Women’s History Month A to Z
Y is for Malala Yousafzai
Because of her commitment to girls’ education and her bravery in the face of religious zealots who tired to murder her for her activism, Malala Yousafzai at the age of 17 became the youngest person to ever receive the Nobel Peace Prize.
Malala was born in 1997 to a Pashtun family in the Swat region of Pakistan. Her father was an educator who ran a series of schools. But secular education—particularly the education of girls—was a dangerous proposition in Pakistan in the early 2000s. The Tehrik-i-Taliban, a militant group of Islamist extremists, was fighting the Pakistani military for control of the country.
The Pakistani Taliban was actively blowing up schools and forbidding the education of girls. An uneasy peace fell over the Swat Valley in 2009 and girls were allowed back in schools, but faced heavy restrictions.
The Urdu version of the BBC, in an attempt to cover the story of life under the Taliban in Pakistan, sought out a female student who would blog about her daily life. Most families thought it was too dangerous an assignment, even if the blogger remained anonymous. Eventually, Malala’s father volunteered his 12-year-old daughter.

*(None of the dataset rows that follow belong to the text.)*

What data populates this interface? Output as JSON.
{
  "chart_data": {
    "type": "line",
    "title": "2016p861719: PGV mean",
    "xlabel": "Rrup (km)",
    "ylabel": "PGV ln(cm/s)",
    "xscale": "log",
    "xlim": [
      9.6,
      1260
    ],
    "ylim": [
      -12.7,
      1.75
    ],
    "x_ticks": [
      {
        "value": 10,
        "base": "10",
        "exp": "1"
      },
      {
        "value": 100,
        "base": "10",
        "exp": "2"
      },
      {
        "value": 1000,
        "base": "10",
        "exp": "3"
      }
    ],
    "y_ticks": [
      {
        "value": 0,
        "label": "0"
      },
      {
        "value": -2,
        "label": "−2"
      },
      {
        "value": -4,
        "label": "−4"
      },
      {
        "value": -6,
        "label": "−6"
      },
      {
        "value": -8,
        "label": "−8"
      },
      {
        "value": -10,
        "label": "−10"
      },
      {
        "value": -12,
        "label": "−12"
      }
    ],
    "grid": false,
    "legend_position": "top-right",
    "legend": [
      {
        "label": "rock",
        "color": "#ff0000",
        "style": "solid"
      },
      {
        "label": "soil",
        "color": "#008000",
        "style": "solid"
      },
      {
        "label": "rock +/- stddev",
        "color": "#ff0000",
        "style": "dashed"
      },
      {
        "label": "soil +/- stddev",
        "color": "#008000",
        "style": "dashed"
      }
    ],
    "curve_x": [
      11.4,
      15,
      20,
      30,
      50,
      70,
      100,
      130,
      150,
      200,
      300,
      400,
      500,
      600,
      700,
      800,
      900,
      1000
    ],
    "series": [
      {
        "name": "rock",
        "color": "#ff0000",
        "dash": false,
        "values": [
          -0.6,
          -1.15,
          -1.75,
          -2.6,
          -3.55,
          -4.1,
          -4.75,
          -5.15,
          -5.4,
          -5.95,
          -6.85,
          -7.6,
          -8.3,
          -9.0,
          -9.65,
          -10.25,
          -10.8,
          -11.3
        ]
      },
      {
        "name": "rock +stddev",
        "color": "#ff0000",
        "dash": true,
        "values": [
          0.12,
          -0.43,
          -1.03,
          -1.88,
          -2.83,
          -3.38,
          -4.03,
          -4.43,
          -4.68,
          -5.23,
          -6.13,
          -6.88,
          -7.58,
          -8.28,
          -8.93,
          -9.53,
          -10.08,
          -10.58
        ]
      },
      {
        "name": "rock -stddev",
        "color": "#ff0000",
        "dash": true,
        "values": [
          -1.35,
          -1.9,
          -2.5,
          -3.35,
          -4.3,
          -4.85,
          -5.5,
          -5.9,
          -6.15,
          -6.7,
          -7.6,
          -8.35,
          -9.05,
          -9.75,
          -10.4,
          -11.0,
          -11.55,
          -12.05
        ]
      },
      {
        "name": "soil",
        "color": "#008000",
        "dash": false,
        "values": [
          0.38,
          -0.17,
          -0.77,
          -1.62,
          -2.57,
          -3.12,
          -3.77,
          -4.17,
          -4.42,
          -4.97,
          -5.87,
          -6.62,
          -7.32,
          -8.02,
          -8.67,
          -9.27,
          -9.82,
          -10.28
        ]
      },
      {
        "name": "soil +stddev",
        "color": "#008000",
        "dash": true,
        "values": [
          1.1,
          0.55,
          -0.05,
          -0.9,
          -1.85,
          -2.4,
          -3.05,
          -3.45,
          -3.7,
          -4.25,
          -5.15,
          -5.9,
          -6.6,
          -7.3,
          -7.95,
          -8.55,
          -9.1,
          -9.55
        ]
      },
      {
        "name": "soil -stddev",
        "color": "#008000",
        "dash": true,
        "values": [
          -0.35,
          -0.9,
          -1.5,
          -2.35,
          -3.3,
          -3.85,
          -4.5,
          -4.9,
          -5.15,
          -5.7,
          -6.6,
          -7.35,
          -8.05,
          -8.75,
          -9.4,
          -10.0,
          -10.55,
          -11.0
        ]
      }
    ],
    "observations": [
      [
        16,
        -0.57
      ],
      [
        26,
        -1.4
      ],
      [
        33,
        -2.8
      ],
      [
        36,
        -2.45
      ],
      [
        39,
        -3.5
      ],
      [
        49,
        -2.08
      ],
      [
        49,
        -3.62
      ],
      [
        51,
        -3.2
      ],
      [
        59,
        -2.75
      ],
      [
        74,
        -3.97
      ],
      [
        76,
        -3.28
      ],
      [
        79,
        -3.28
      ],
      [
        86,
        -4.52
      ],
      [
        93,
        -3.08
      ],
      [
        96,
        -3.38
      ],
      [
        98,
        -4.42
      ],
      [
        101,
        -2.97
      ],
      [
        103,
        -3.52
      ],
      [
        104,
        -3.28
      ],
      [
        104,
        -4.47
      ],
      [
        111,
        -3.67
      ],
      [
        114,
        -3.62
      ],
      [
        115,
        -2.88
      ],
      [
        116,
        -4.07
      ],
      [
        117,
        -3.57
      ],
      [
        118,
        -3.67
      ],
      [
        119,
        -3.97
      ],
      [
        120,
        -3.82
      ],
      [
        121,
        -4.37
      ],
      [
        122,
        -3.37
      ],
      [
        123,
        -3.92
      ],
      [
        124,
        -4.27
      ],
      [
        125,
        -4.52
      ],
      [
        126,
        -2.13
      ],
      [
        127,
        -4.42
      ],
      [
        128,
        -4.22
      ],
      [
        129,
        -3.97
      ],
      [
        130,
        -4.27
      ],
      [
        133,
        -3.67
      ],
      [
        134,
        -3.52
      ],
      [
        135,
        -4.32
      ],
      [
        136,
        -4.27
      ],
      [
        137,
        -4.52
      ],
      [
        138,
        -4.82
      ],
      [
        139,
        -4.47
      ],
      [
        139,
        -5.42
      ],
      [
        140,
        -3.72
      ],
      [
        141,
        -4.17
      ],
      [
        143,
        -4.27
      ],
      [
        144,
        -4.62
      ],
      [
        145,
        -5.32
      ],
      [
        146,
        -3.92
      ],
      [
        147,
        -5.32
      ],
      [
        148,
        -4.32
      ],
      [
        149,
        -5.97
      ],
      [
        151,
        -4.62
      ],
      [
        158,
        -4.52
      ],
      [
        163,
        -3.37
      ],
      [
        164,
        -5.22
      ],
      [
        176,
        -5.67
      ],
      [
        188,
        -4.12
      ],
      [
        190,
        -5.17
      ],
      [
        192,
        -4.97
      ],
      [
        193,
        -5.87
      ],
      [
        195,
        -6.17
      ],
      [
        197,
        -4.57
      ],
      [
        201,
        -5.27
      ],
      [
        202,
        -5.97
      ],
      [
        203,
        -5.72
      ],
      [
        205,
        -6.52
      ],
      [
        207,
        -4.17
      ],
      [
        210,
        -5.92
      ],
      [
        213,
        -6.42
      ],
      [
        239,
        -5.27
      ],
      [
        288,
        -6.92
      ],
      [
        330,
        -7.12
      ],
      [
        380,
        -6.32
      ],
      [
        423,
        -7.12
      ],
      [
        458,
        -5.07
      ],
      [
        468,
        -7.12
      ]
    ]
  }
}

Between her father’s educational activism and Malala’s blog, she became a target of the Pakistani Taliban. On October 9, 2012, a masked gunman stormed Malala’s school bus, demanded to know which child was Malala and then, when she was identified, shot her in the head.
Miraculously, she survived. She received care at a local hospital and was transferred to a hospital in the UK. International condemnation of the assassination attempt was swift, and it cast the spotlight even brighter on the plight of women and girls who opposed Sharia law.
After her recovery, Malala remained in Birmingham and became a prominent educational activist and advocate of women’s rights. She co-authored a book, “I Am Malala” in 2013, and it became an instant international bestseller.
In October 2014, Malala was named as the recipient of the Nobel Peace Prize for her “struggle against the suppression of children and young people and for the right of all children to an education.”